Royal family gets alarming update about mysterious activities in the royal residence
King Charles and the rest of the royal members are gathered at the late Queen Elizabeth’s beloved Sandringham Palace to enjoy their summer break as part of their annual tradition.
While the Scottish Palace is a special getaway for the royal members where they are able to relax and be their true self, some alarmingly strange activities have reportedly been occurring at the royal residence.
According to late high-society columnist Kenneth Rose, bizarre incidents have taken place in many of the royal residences but Sandringham had been by far the oddest.

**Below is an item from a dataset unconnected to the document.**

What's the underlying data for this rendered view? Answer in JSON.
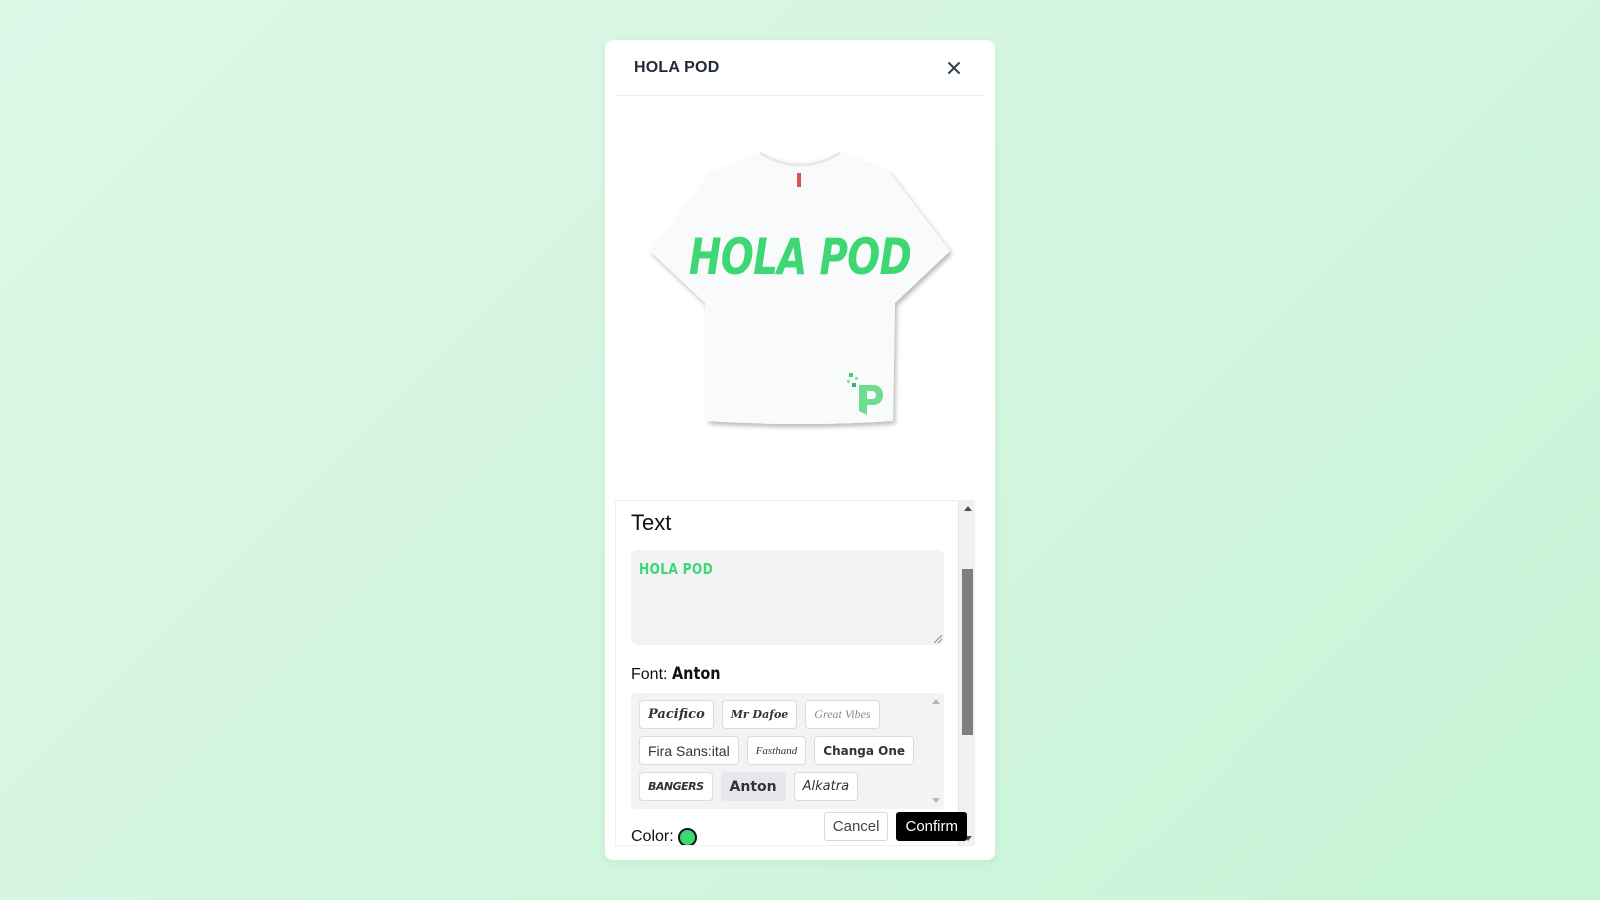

A pastor was brought in to conduct a peculiar “little service” in a downstairs bedroom of the grand 18th Century mansion by the late Queen herself and her Lady-in-Waiting, Prue Penn, back in 2000, to ward off mysterious supernatural activities.
The service was conducted after the palace staff has reported unexplainable events forcing the monarch to take serious action, Rose’s diaries disclosed posthumously.
Some of the servants were terrified to enter the room where King George VI spent his final days before death in 1952. The aides blatantly refused to enter the room as they claimed occurrences of paranormal activities.
“Some of the servants had complained that the room was haunted and did not want to work in it. The parson walked from room to room and did indeed feel some sort of restlessness in one of them,” Rose recounted in his diary after receiving an invitation from Penn.
“This, the Queen Mother identified, was a ground-floor room which had been turned into a bedroom for George VI during his last months. So, the parson held a service there, not exactly of exorcism, which is the driving out of an evil spirit, but of bringing tranquillity.”